Nabeul, une smart city !
L’amélioration du cadre de vie et de l’environnement urbain est donc l’aspiration la plus forte des Nabeuliens. « Lorsqu’on leur demande de décrire la ville idéale, de façon spontanée, ils citent en premier lieu des éléments en lien avec l’amélioration de l’environnement local » précise Mohamed Jemaa, chercheur à la faculté des sciences. « Qualité et confort du logement, calme et sécurité sont les trois éléments les plus importants du cadre de vie actuel des nabeuliens, estime Slim Tlatli « La réinvention de la ville de Nabeul commence par interroger ces jeunes et étudier leurs aspirations et leurs besoins pour s’orienter dans le futur. «Il est important pour les étudiants de trouver un équilibre entre leur travail scolaire et leurs activités de loisir. Cette harmonie entre travail et détente contribue à leur bien-être et à leur réussite scolaire.
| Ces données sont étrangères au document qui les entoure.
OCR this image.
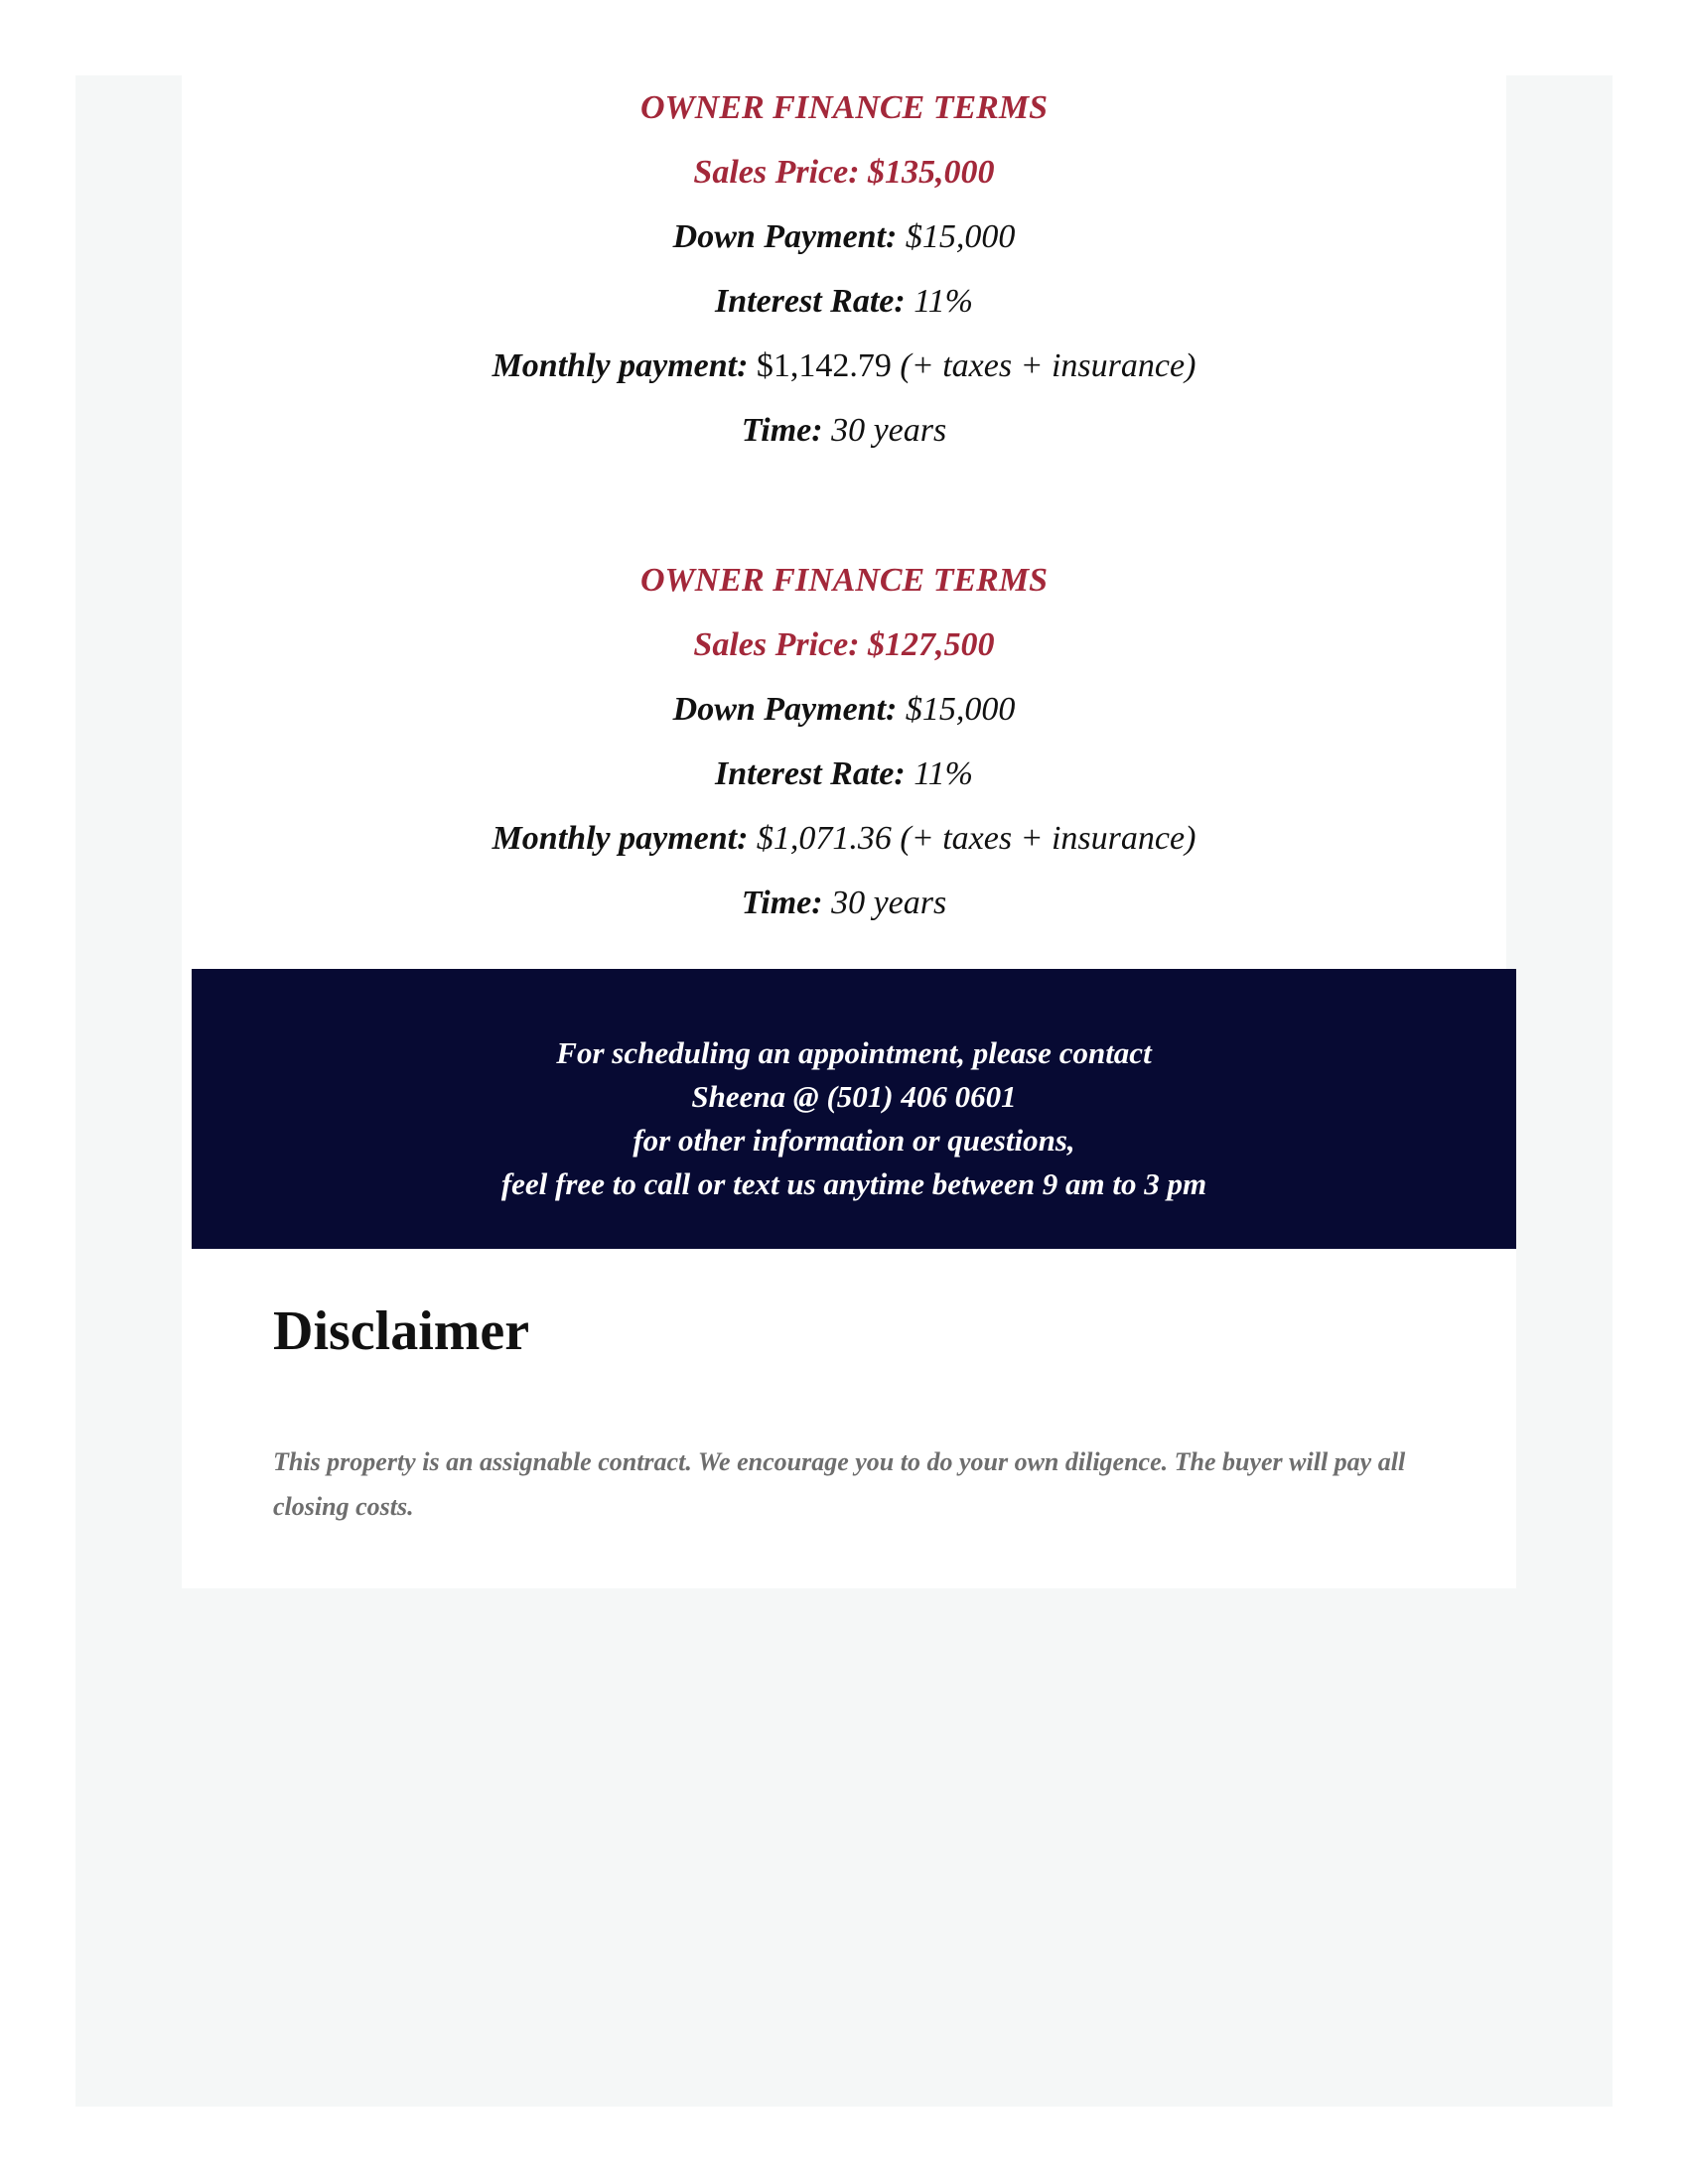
OWNER FINANCE TERMS
Sales Price: $135,000
Down Payment: $15,000
Interest Rate: 11%
Monthly payment: $1,142.79 (+ taxes + insurance)
Time: 30 years
OWNER FINANCE TERMS
Sales Price: $127,500
Down Payment: $15,000
Interest Rate: 11%
Monthly payment: $1,071.36 (+ taxes + insurance)
Time: 30 years
For scheduling an appointment, please contact
Sheena @ (501) 406 0601
for other information or questions,
feel free to call or text us anytime between 9 am to 3 pm
Disclaimer

This property is an assignable contract. We encourage you to do your own diligence. The buyer will pay all closing costs.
C’est pourquoi ces jeunes ne veulent plus rester dans la capitale et préfèrent les villes moyennes comme Nabeul ou Sousse qui contribuent à leur bien-être et à leur réussite universitaire».
Le changement n’est pas un mirage, une destination lointaine. C’est un chemin quotidien. Et comme l’a annoncé Amor Khalef, le secrétaire général du club de Nabeul. « Nous, les Nabeuliens, nous sommes conscients que c’est à nous de jouer, nous avons une grande responsabilité dans l’édification de la ville de demain, nous avons le devoir de construire une ville nouvelle, de dynamiser l’économie locale, de revoir le plan d’aménagement, de promouvoir notre image et de nous internationaliser. Le mouvement est en marche. Nabeul de demain ne ressemblera certainement pas à celle d’hier. Nous devons certes garder notre identité. Nabeul de demain sera construit autrement tous les jours, par nous tous ». (M.S)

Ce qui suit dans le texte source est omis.